El interior de la iglesia es de tres naves, las dos laterales más estrechas que la central, con cabeza de dos ábsides, central y meridional, pues el septentrional fue sustituido por la sacristía en el siglo XV, después de haber sido afectado por filtraciones de agua de la ladera inmediata. Se cubren con bóvedas nervadas, deudoras de la reforma posterior. Del interior, solo la cabecera está a la altura de lo que se conserva del exterior. A uno y otro lado se abren dos arquerías de arcos lobulados perfilados por chambranas apuntadas y taqueadas que se apean en capiteles figurados de magnífica labra. Estos muestran decoración vegetal, en el lado de la Epístola, con rosetas de acanto en espiral, modelo que se repite en otras iglesias cántabras y palentinas. Es admirable también el del lado del Evangelio, una Adoración de los Reyes en la que los Magos ofrecen sus regalos al Niño Jesús, de perfil, sentado en las rodillas de su madre.

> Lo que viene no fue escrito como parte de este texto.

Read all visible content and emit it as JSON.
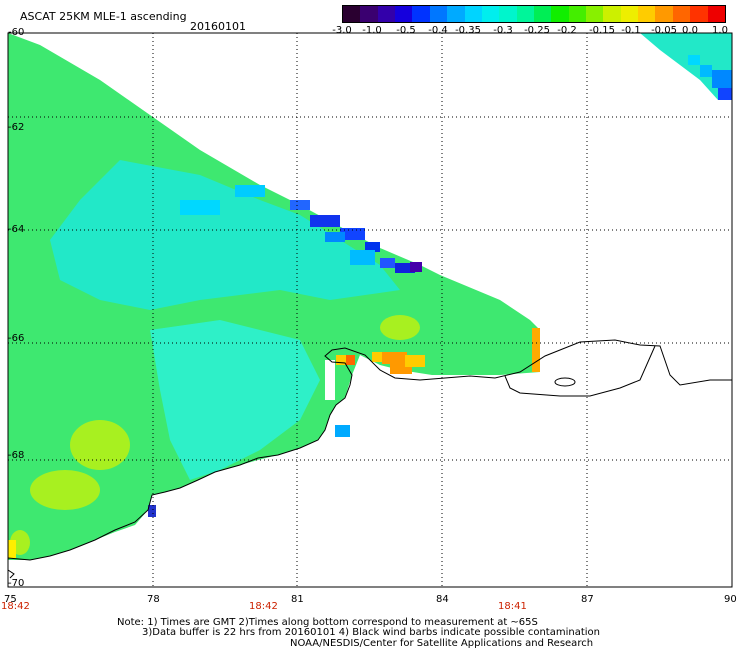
{
  "header": {
    "title": "ASCAT 25KM MLE-1 ascending",
    "date": "20160101"
  },
  "colorbar": {
    "colors": [
      "#2a0030",
      "#3a0070",
      "#3300aa",
      "#1500dd",
      "#0033ff",
      "#0077ff",
      "#00aaff",
      "#00d4ff",
      "#00eeee",
      "#00f5cc",
      "#00f59a",
      "#00ee55",
      "#11ee00",
      "#44ee00",
      "#88f000",
      "#ccf000",
      "#eeee00",
      "#ffcc00",
      "#ff9900",
      "#ff6600",
      "#ff3300",
      "#ee0000"
    ],
    "ticks": [
      "-3.0",
      "-1.0",
      "-0.5",
      "-0.4",
      "-0.35",
      "-0.3",
      "-0.25",
      "-0.2",
      "-0.15",
      "-0.1",
      "-0.05",
      "0.0",
      "1.0"
    ]
  },
  "axes": {
    "lat_labels": [
      "-60",
      "-62",
      "-64",
      "-66",
      "-68",
      "-70"
    ],
    "lon_labels": [
      "75",
      "78",
      "81",
      "84",
      "87",
      "90"
    ],
    "time_labels": [
      "18:42",
      "18:42",
      "18:41"
    ]
  },
  "notes": {
    "line1": "Note: 1) Times are GMT 2)Times along bottom correspond to measurement at ~65S",
    "line2": "3)Data buffer is 22 hrs from 20160101 4) Black wind barbs indicate possible contamination",
    "line3": "NOAA/NESDIS/Center for Satellite Applications and Research"
  }
}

En el camino hacia Santillana hacemos parada en Liébana, que está a rebosar, hay colas en los restaurantes. Encontramos acomodo en una terraza exterior, comemos y seguimos ruta. Por el camino divagamos sobre si Juan de Piasca será un discípulo de Covaterio o una sola persona o estamos ante un taller cuya influencia se extiende a Pozancos, Vallespinoso de Aguilar, incluso a Carrión de los Condes.

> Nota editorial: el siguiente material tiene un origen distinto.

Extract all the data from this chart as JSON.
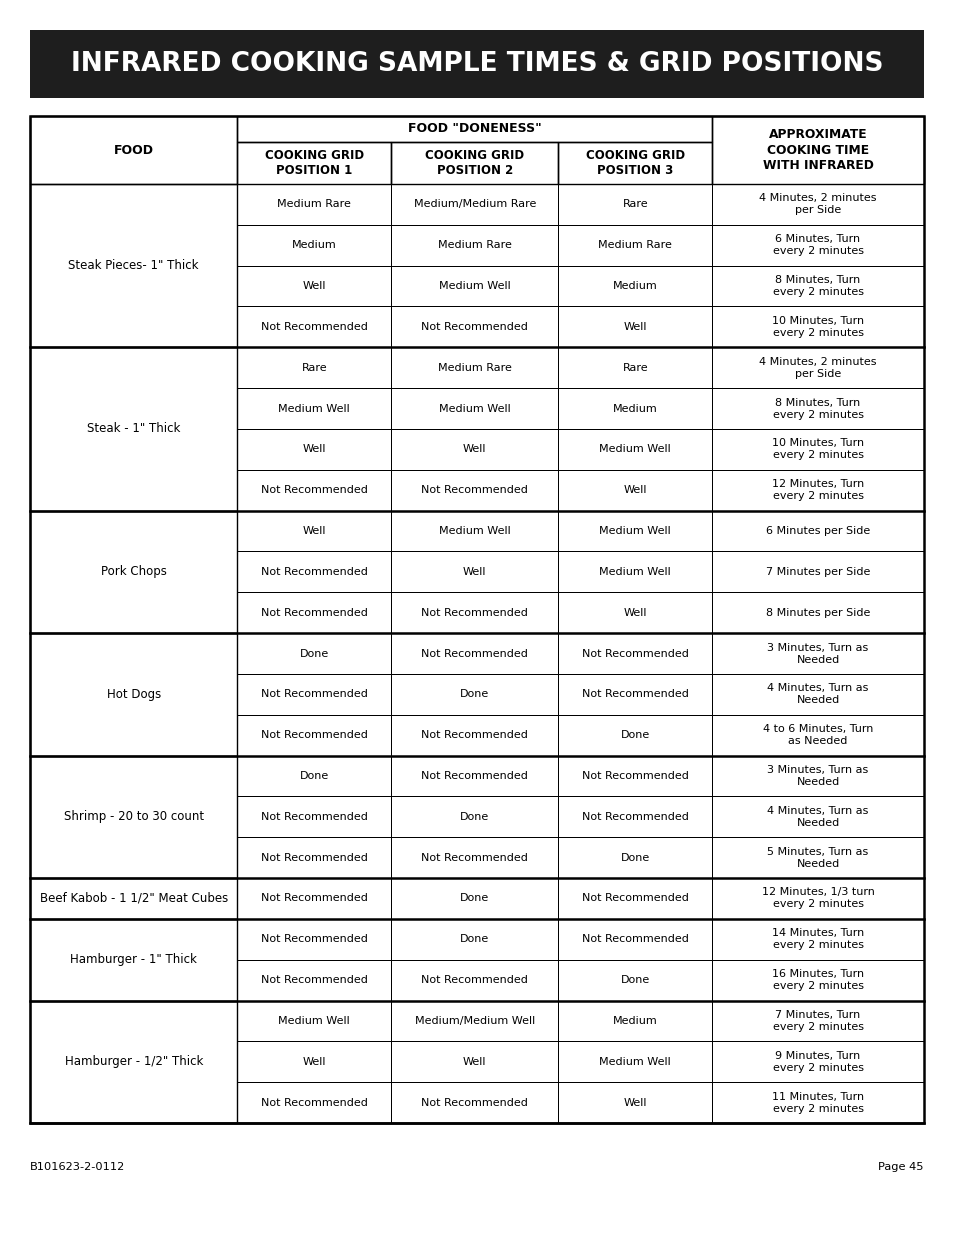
{
  "title": "INFRARED COOKING SAMPLE TIMES & GRID POSITIONS",
  "title_bg": "#1e1e1e",
  "title_color": "#ffffff",
  "header_food": "FOOD",
  "header_doneness": "FOOD \"DONENESS\"",
  "header_approx": "APPROXIMATE\nCOOKING TIME\nWITH INFRARED",
  "col_headers": [
    "COOKING GRID\nPOSITION 1",
    "COOKING GRID\nPOSITION 2",
    "COOKING GRID\nPOSITION 3"
  ],
  "footer_left": "B101623-2-0112",
  "footer_right": "Page 45",
  "groups": [
    {
      "food": "Steak Pieces- 1\" Thick",
      "rows": [
        [
          "Medium Rare",
          "Medium/Medium Rare",
          "Rare",
          "4 Minutes, 2 minutes\nper Side"
        ],
        [
          "Medium",
          "Medium Rare",
          "Medium Rare",
          "6 Minutes, Turn\nevery 2 minutes"
        ],
        [
          "Well",
          "Medium Well",
          "Medium",
          "8 Minutes, Turn\nevery 2 minutes"
        ],
        [
          "Not Recommended",
          "Not Recommended",
          "Well",
          "10 Minutes, Turn\nevery 2 minutes"
        ]
      ]
    },
    {
      "food": "Steak - 1\" Thick",
      "rows": [
        [
          "Rare",
          "Medium Rare",
          "Rare",
          "4 Minutes, 2 minutes\nper Side"
        ],
        [
          "Medium Well",
          "Medium Well",
          "Medium",
          "8 Minutes, Turn\nevery 2 minutes"
        ],
        [
          "Well",
          "Well",
          "Medium Well",
          "10 Minutes, Turn\nevery 2 minutes"
        ],
        [
          "Not Recommended",
          "Not Recommended",
          "Well",
          "12 Minutes, Turn\nevery 2 minutes"
        ]
      ]
    },
    {
      "food": "Pork Chops",
      "rows": [
        [
          "Well",
          "Medium Well",
          "Medium Well",
          "6 Minutes per Side"
        ],
        [
          "Not Recommended",
          "Well",
          "Medium Well",
          "7 Minutes per Side"
        ],
        [
          "Not Recommended",
          "Not Recommended",
          "Well",
          "8 Minutes per Side"
        ]
      ]
    },
    {
      "food": "Hot Dogs",
      "rows": [
        [
          "Done",
          "Not Recommended",
          "Not Recommended",
          "3 Minutes, Turn as\nNeeded"
        ],
        [
          "Not Recommended",
          "Done",
          "Not Recommended",
          "4 Minutes, Turn as\nNeeded"
        ],
        [
          "Not Recommended",
          "Not Recommended",
          "Done",
          "4 to 6 Minutes, Turn\nas Needed"
        ]
      ]
    },
    {
      "food": "Shrimp - 20 to 30 count",
      "rows": [
        [
          "Done",
          "Not Recommended",
          "Not Recommended",
          "3 Minutes, Turn as\nNeeded"
        ],
        [
          "Not Recommended",
          "Done",
          "Not Recommended",
          "4 Minutes, Turn as\nNeeded"
        ],
        [
          "Not Recommended",
          "Not Recommended",
          "Done",
          "5 Minutes, Turn as\nNeeded"
        ]
      ]
    },
    {
      "food": "Beef Kabob - 1 1/2\" Meat Cubes",
      "rows": [
        [
          "Not Recommended",
          "Done",
          "Not Recommended",
          "12 Minutes, 1/3 turn\nevery 2 minutes"
        ]
      ]
    },
    {
      "food": "Hamburger - 1\" Thick",
      "rows": [
        [
          "Not Recommended",
          "Done",
          "Not Recommended",
          "14 Minutes, Turn\nevery 2 minutes"
        ],
        [
          "Not Recommended",
          "Not Recommended",
          "Done",
          "16 Minutes, Turn\nevery 2 minutes"
        ]
      ]
    },
    {
      "food": "Hamburger - 1/2\" Thick",
      "rows": [
        [
          "Medium Well",
          "Medium/Medium Well",
          "Medium",
          "7 Minutes, Turn\nevery 2 minutes"
        ],
        [
          "Well",
          "Well",
          "Medium Well",
          "9 Minutes, Turn\nevery 2 minutes"
        ],
        [
          "Not Recommended",
          "Not Recommended",
          "Well",
          "11 Minutes, Turn\nevery 2 minutes"
        ]
      ]
    }
  ]
}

El Museo Diocesano de Santillana del Mar ocupa lo que fue convento dominico de Regina Coeli. Custodia algunas piezas interesantes en el primer piso y en la planta baja ha dedicado un amplio espacio a mostrar las piezas originales extraídas de Piasca y sustituidas allí por copias.

Nos alegramos de haber llegado hasta aquí de no ser porque en el Parador nos dan una habitación sin aire acondicionado, indigna de la empresa y del precio que hemos pagado, A la mañana siguiente, el Colega protesta con la mesura que le es propia, mientras yo me voy ciscando por lo bajinis en los últimos presidentes de la red de Paradores, Oscar López y Ángeles Alarcó -que a lo mejor no tienen culpa-, en quien tuvo la idea de convertir el puesto en una canonjía y en quien se aprovechó de ella.

El enfado se me pasa pronto porque antes de volver a casa decidimos hacer una visita a la Colegiata de Santa Juliana. Pero de ella hablaremos otro día.